Warga Jakarta Khawatir Dampak Cuaca Ekstrem di Akhir Tahun
Berdasarkan survei, sekitar 80 persen dari warga DKI Jakarta mengaku khawatir dengan potensi dampak yang dihasilkan dari kondisi cuaca ekstrem. Bahkan, nyaris seperempat dari responden menyatakan sangat khawatir.
Oleh
RANGGA EKA SAKTI/ LITBANG KOMPAS
·4 menit baca
Menuju masa pengujung tahun 2022, warga DKI Jakarta dikhawatirkan dengan dampak dari cuaca ekstrem. Seperti tahun-tahun sebelumnya, bencana alam seperti banjir, longsor, puting beliung, hingga gangguan kesehatan dan kemacetan menjadi beberapa poin yang paling dicemaskan. Untungnya, di tengah kekhawatiran tersebut, Pemerintah Provinsi DKI Jakarta dinilai siap mengantisipasinya.

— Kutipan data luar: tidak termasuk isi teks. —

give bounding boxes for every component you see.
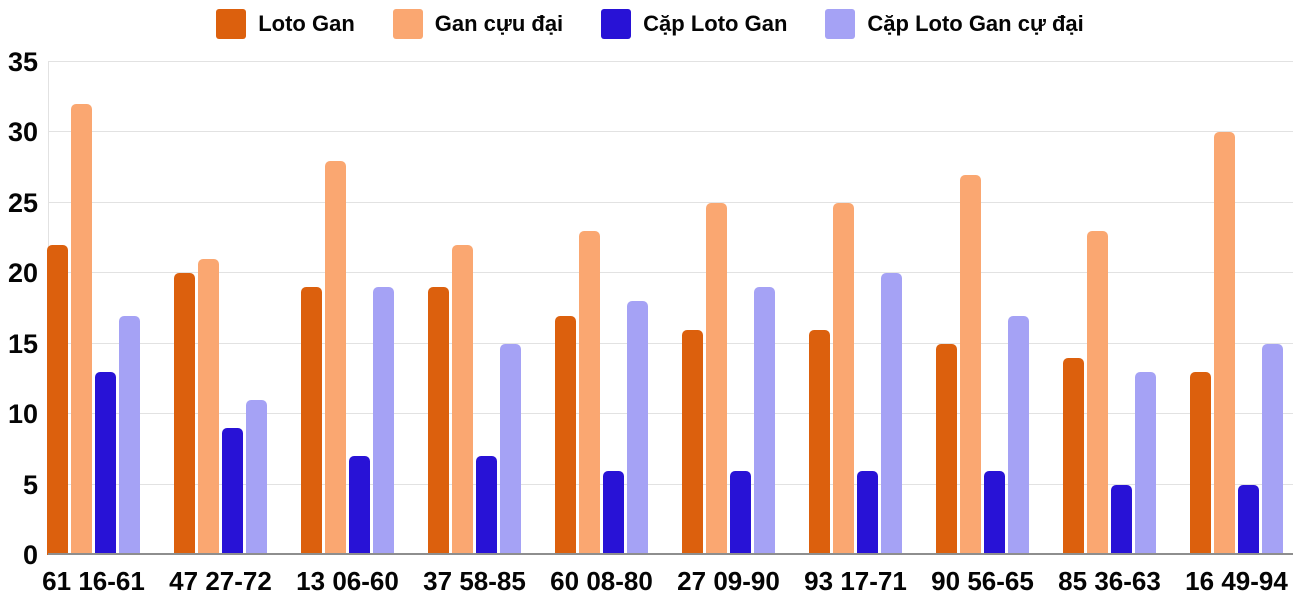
legend-item[interactable]: Loto Gan (216, 9, 355, 39)
legend-swatch (825, 9, 856, 39)
x-tick-label: 47 27-72 (169, 566, 272, 596)
bar (881, 273, 902, 555)
bar (960, 174, 981, 555)
legend-item[interactable]: Gan cựu đại (392, 9, 564, 39)
y-tick-label: 0 (22, 540, 38, 570)
x-tick-label: 61 16-61 (42, 566, 145, 596)
legend-label: Gan cựu đại (434, 11, 564, 36)
bar (1087, 231, 1108, 555)
bar-group (919, 62, 1046, 555)
x-tick-label: 90 56-65 (931, 566, 1034, 596)
gridline (48, 201, 1293, 203)
legend-label: Cặp Loto Gan (643, 11, 788, 36)
y-axis-labels: 0 5 10 15 20 25 30 35 (0, 48, 38, 569)
bar-group (1173, 62, 1300, 555)
bar-group (1046, 62, 1173, 555)
bar (754, 287, 775, 555)
bar (682, 329, 703, 555)
bar (428, 287, 449, 555)
gridline (48, 131, 1293, 133)
x-axis-line (48, 553, 1293, 555)
bar-group (792, 62, 919, 555)
bar (555, 315, 576, 555)
x-tick-label: 13 06-60 (296, 566, 399, 596)
x-tick-label: 27 09-90 (677, 566, 780, 596)
y-tick-label: 35 (7, 47, 38, 77)
bar (119, 315, 140, 555)
gridline (48, 342, 1293, 344)
y-tick-label: 10 (7, 399, 38, 430)
bar-group (157, 62, 284, 555)
bar (627, 301, 648, 555)
bar (857, 470, 878, 555)
bar (222, 428, 243, 555)
bar (71, 104, 92, 555)
bar (730, 470, 751, 555)
y-tick-label: 20 (7, 258, 38, 289)
chart-legend: Loto Gan Gan cựu đại Cặp Loto Gan Cặp Loto … (0, 6, 1300, 42)
bar (1238, 484, 1259, 555)
bar (1111, 484, 1132, 555)
bar (984, 470, 1005, 555)
bar (325, 160, 346, 555)
bar (95, 371, 116, 555)
bar-groups (30, 62, 1300, 555)
bar-group (30, 62, 157, 555)
bar-group (665, 62, 792, 555)
x-tick-label: 93 17-71 (804, 566, 907, 596)
bar (603, 470, 624, 555)
x-tick-label: 16 49-94 (1185, 566, 1288, 596)
bar (1063, 357, 1084, 555)
bar (198, 259, 219, 555)
bar (452, 245, 473, 555)
bar (1008, 315, 1029, 555)
bar (476, 456, 497, 555)
bar (174, 273, 195, 555)
plot-area (47, 61, 1300, 555)
bar (373, 287, 394, 555)
bar (1135, 371, 1156, 555)
legend-label: Loto Gan (258, 11, 355, 36)
y-tick-label: 30 (7, 117, 38, 148)
x-axis-labels: 61 16-61 47 27-72 13 06-60 37 58-85 60 08-80… (30, 558, 1300, 600)
bar-group (538, 62, 665, 555)
x-tick-label: 60 08-80 (550, 566, 653, 596)
legend-swatch (392, 9, 423, 39)
gridline (48, 413, 1293, 415)
bar (301, 287, 322, 555)
gridline (48, 61, 1293, 62)
bar (500, 343, 521, 555)
bar-group (411, 62, 538, 555)
bar (833, 202, 854, 555)
y-tick-label: 15 (7, 328, 38, 359)
gridline (48, 483, 1293, 485)
bar (246, 400, 267, 555)
bar (1190, 371, 1211, 555)
y-tick-label: 5 (22, 469, 38, 500)
bar (579, 231, 600, 555)
x-tick-label: 37 58-85 (423, 566, 526, 596)
bar (349, 456, 370, 555)
bar-group (284, 62, 411, 555)
bar (706, 202, 727, 555)
x-tick-label: 85 36-63 (1058, 566, 1161, 596)
bar (936, 343, 957, 555)
gridline (48, 272, 1293, 274)
y-tick-label: 25 (7, 187, 38, 218)
bar (1262, 343, 1283, 555)
legend-swatch (601, 9, 632, 39)
legend-item[interactable]: Cặp Loto Gan (601, 9, 787, 39)
bar (809, 329, 830, 555)
bar (1214, 132, 1235, 555)
legend-label: Cặp Loto Gan cự đại (867, 11, 1084, 36)
legend-swatch (216, 9, 247, 39)
bar (47, 245, 68, 555)
legend-item[interactable]: Cặp Loto Gan cự đại (825, 9, 1084, 39)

Kekhawatiran warga Ibu Kota terhadap dampak cuaca ekstrem ini tertangkap dari hasil jajak pendapat Kompas yang diselenggarakan pada pertengahan Oktober lalu. Berdasarkan survei, sekitar 80 persen dari warga DKI Jakarta mengaku khawatir dengan potensi dampak yang dihasilkan dari kondisi cuaca ekstrem. Bahkan, nyaris seperempat dari responden menyatakan sangat khawatir dengan hal tersebut.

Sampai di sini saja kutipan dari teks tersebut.